Hartz IV: Gezielte Desinformation zum Urteil des Bundesverfassungsgerichts
Von Karl Weiss
Kaum zu glauben, wie die Entscheidung des Bundesverfassungsgerichts (BVG) zu Hartz-IV in der Öffentlichkeit bis zur Unkenntlichkeit verbogen wird. In Wirklichkeit hat das BVG den deutschen Politikern eine Ohrfeige von der Grösse Deutschlands verpasst. Der Kern von Hartz IV wurde für unvereinbar mit dem Grundgesetz erklärt. Kurz: Verfassungsfeinde!

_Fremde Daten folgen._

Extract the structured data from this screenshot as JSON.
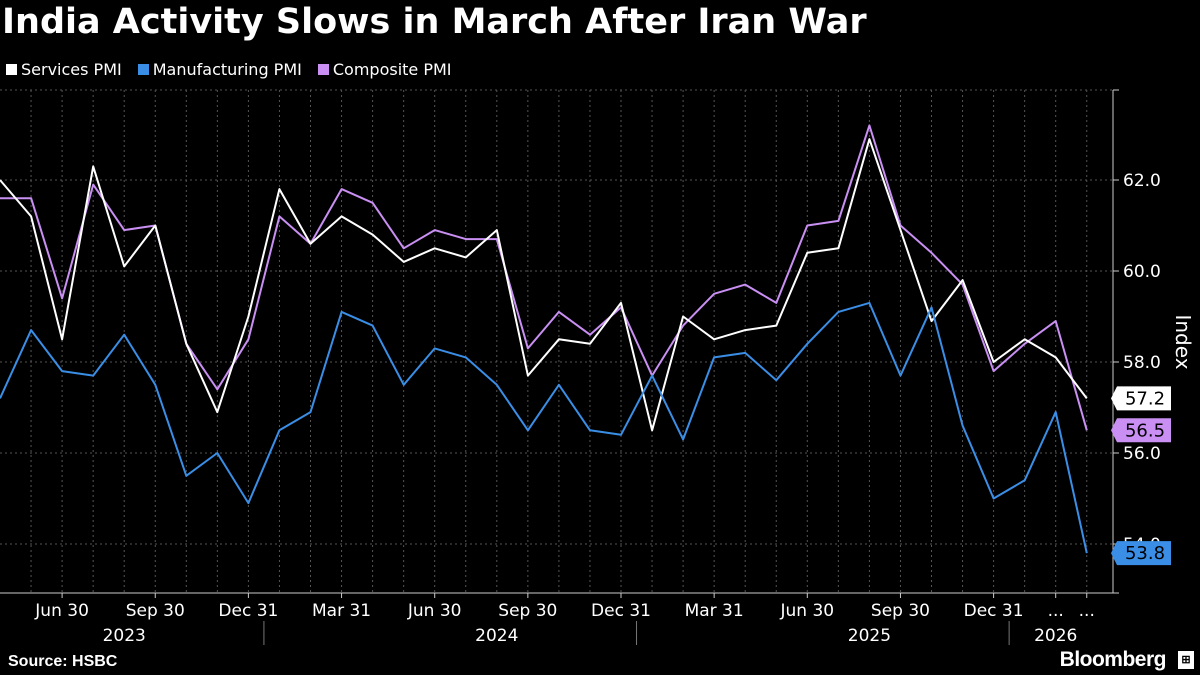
{
  "chart_data": {
    "type": "line",
    "title": "India Activity Slows in March After Iran War",
    "ylabel": "Index",
    "ylim": [
      53,
      64
    ],
    "yticks": [
      54.0,
      56.0,
      58.0,
      60.0,
      62.0
    ],
    "ytick_labels": [
      "54.0",
      "56.0",
      "58.0",
      "60.0",
      "62.0"
    ],
    "grid": true,
    "legend_position": "top-left",
    "x_month_labels": [
      "Jun 30",
      "Sep 30",
      "Dec 31",
      "Mar 31",
      "Jun 30",
      "Sep 30",
      "Dec 31",
      "Mar 31",
      "Jun 30",
      "Sep 30",
      "Dec 31",
      "...",
      "..."
    ],
    "x_year_labels": [
      "2023",
      "2024",
      "2025",
      "2026"
    ],
    "x": [
      "2023-04",
      "2023-05",
      "2023-06",
      "2023-07",
      "2023-08",
      "2023-09",
      "2023-10",
      "2023-11",
      "2023-12",
      "2024-01",
      "2024-02",
      "2024-03",
      "2024-04",
      "2024-05",
      "2024-06",
      "2024-07",
      "2024-08",
      "2024-09",
      "2024-10",
      "2024-11",
      "2024-12",
      "2025-01",
      "2025-02",
      "2025-03",
      "2025-04",
      "2025-05",
      "2025-06",
      "2025-07",
      "2025-08",
      "2025-09",
      "2025-10",
      "2025-11",
      "2025-12",
      "2026-01",
      "2026-02",
      "2026-03"
    ],
    "series": [
      {
        "name": "Services PMI",
        "color": "#ffffff",
        "values": [
          62.0,
          61.2,
          58.5,
          62.3,
          60.1,
          61.0,
          58.4,
          56.9,
          59.0,
          61.8,
          60.6,
          61.2,
          60.8,
          60.2,
          60.5,
          60.3,
          60.9,
          57.7,
          58.5,
          58.4,
          59.3,
          56.5,
          59.0,
          58.5,
          58.7,
          58.8,
          60.4,
          60.5,
          62.9,
          60.9,
          58.9,
          59.8,
          58.0,
          58.5,
          58.1,
          57.2
        ],
        "end_label": "57.2"
      },
      {
        "name": "Manufacturing PMI",
        "color": "#3a8ee6",
        "values": [
          57.2,
          58.7,
          57.8,
          57.7,
          58.6,
          57.5,
          55.5,
          56.0,
          54.9,
          56.5,
          56.9,
          59.1,
          58.8,
          57.5,
          58.3,
          58.1,
          57.5,
          56.5,
          57.5,
          56.5,
          56.4,
          57.7,
          56.3,
          58.1,
          58.2,
          57.6,
          58.4,
          59.1,
          59.3,
          57.7,
          59.2,
          56.6,
          55.0,
          55.4,
          56.9,
          53.8
        ],
        "end_label": "53.8"
      },
      {
        "name": "Composite PMI",
        "color": "#c98ff3",
        "values": [
          61.6,
          61.6,
          59.4,
          61.9,
          60.9,
          61.0,
          58.4,
          57.4,
          58.5,
          61.2,
          60.6,
          61.8,
          61.5,
          60.5,
          60.9,
          60.7,
          60.7,
          58.3,
          59.1,
          58.6,
          59.2,
          57.7,
          58.8,
          59.5,
          59.7,
          59.3,
          61.0,
          61.1,
          63.2,
          61.0,
          60.4,
          59.7,
          57.8,
          58.4,
          58.9,
          56.5
        ],
        "end_label": "56.5"
      }
    ]
  },
  "legend": {
    "items": [
      {
        "label": "Services PMI",
        "color": "#ffffff"
      },
      {
        "label": "Manufacturing PMI",
        "color": "#3a8ee6"
      },
      {
        "label": "Composite PMI",
        "color": "#c98ff3"
      }
    ]
  },
  "footer": {
    "source": "Source: HSBC",
    "brand": "Bloomberg"
  }
}
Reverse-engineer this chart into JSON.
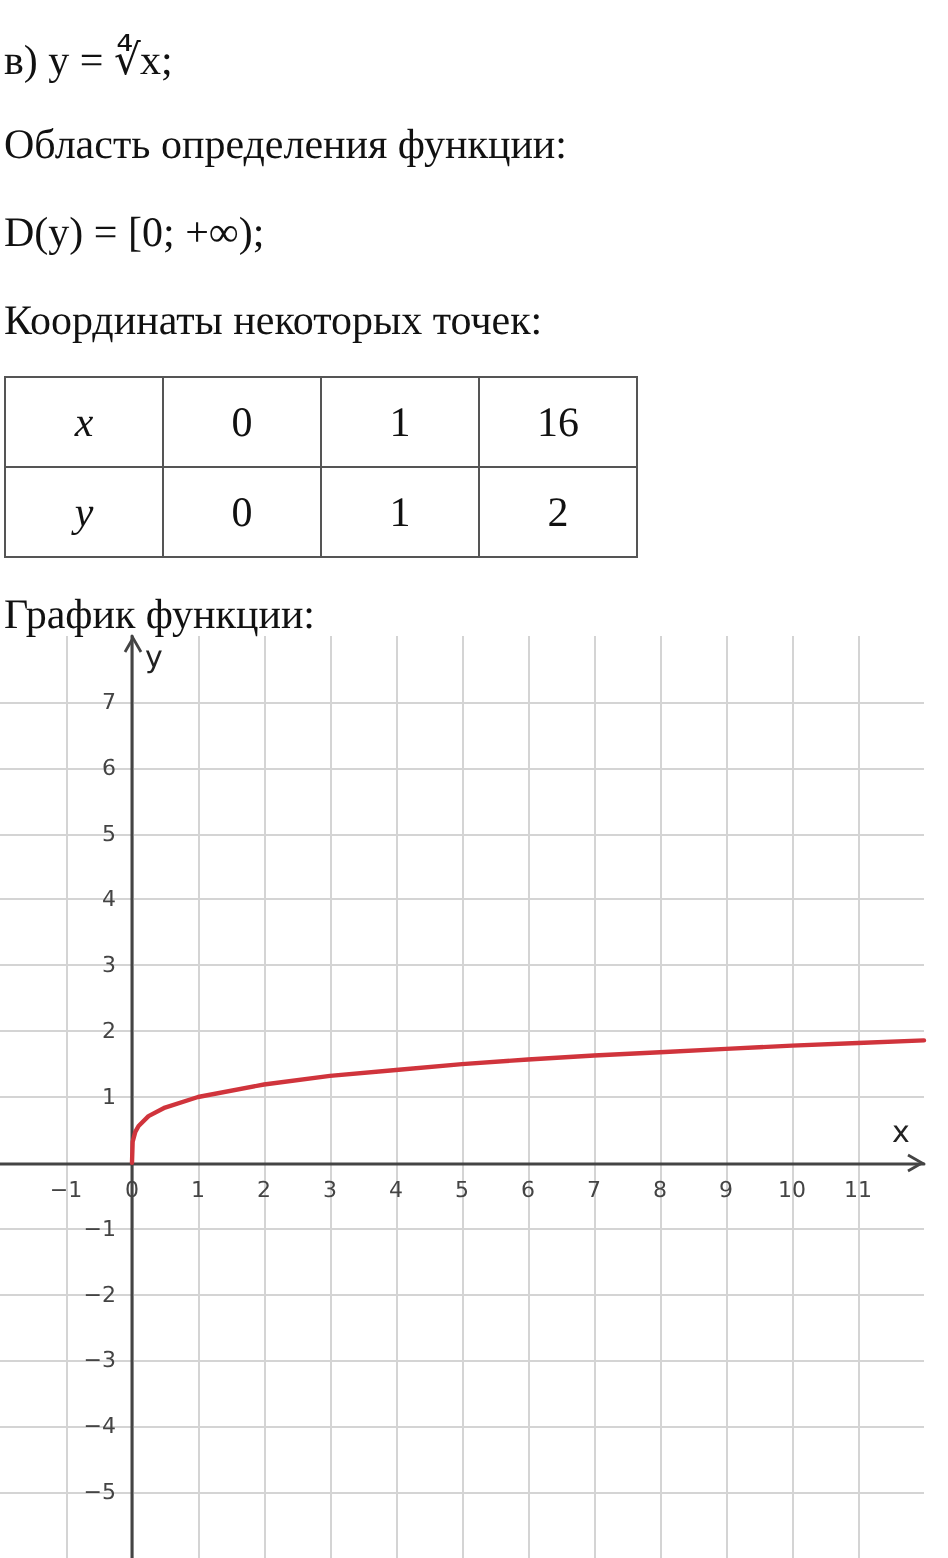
{
  "chart_data": {
    "type": "line",
    "title": "в) y = ∜x;",
    "annotations": [
      "Область определения функции:",
      "D(y) = [0; +∞);",
      "Координаты некоторых точек:",
      "x",
      "0",
      "1",
      "16",
      "y",
      "0",
      "1",
      "2",
      "График функции:"
    ],
    "xlabel": "x",
    "ylabel": "y",
    "x": [
      0,
      0.01,
      0.05,
      0.1,
      0.25,
      0.5,
      1,
      2,
      3,
      4,
      5,
      6,
      7,
      8,
      9,
      10,
      11,
      12
    ],
    "series": [
      {
        "color": "#d0343c",
        "values": [
          0,
          0.32,
          0.47,
          0.56,
          0.71,
          0.84,
          1,
          1.19,
          1.32,
          1.41,
          1.5,
          1.57,
          1.63,
          1.68,
          1.73,
          1.78,
          1.82,
          1.86
        ]
      }
    ],
    "xlim": [
      -2,
      12
    ],
    "xticks": [
      -1,
      0,
      1,
      2,
      3,
      4,
      5,
      6,
      7,
      8,
      9,
      10,
      11
    ],
    "ylim": [
      -6,
      8
    ],
    "yticks": [
      -5,
      -4,
      -3,
      -2,
      -1,
      1,
      2,
      3,
      4,
      5,
      6,
      7
    ],
    "grid": true,
    "marker": "none",
    "line_style": "solid"
  }
}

Hätte man nun glauben können, die würden nun kleinere Brötchen backen, weit gefehlt. Innenminister de Maizière verkündet frechdreist, das Urteil zeige „problematische Tendenzen“. Tatsächlich gibt es problematische Tendenzen, aber die liegen bei den Politikern, die Hartz IV verbrochen haben. Der Vorsitzende der Arbeitnehmergruppe der CDU in der Bundestagsfraktion, Peter Weiss, wurde noch unverschämter: Die Sätze müssten gesenkt werden, verkündete er. Und das ist der Vorsitzende der Arbeitnehmer. Man stelle sich vor, was dann der von Arbeitgebergruppe ("Mittelstandsvereinigung") sagt.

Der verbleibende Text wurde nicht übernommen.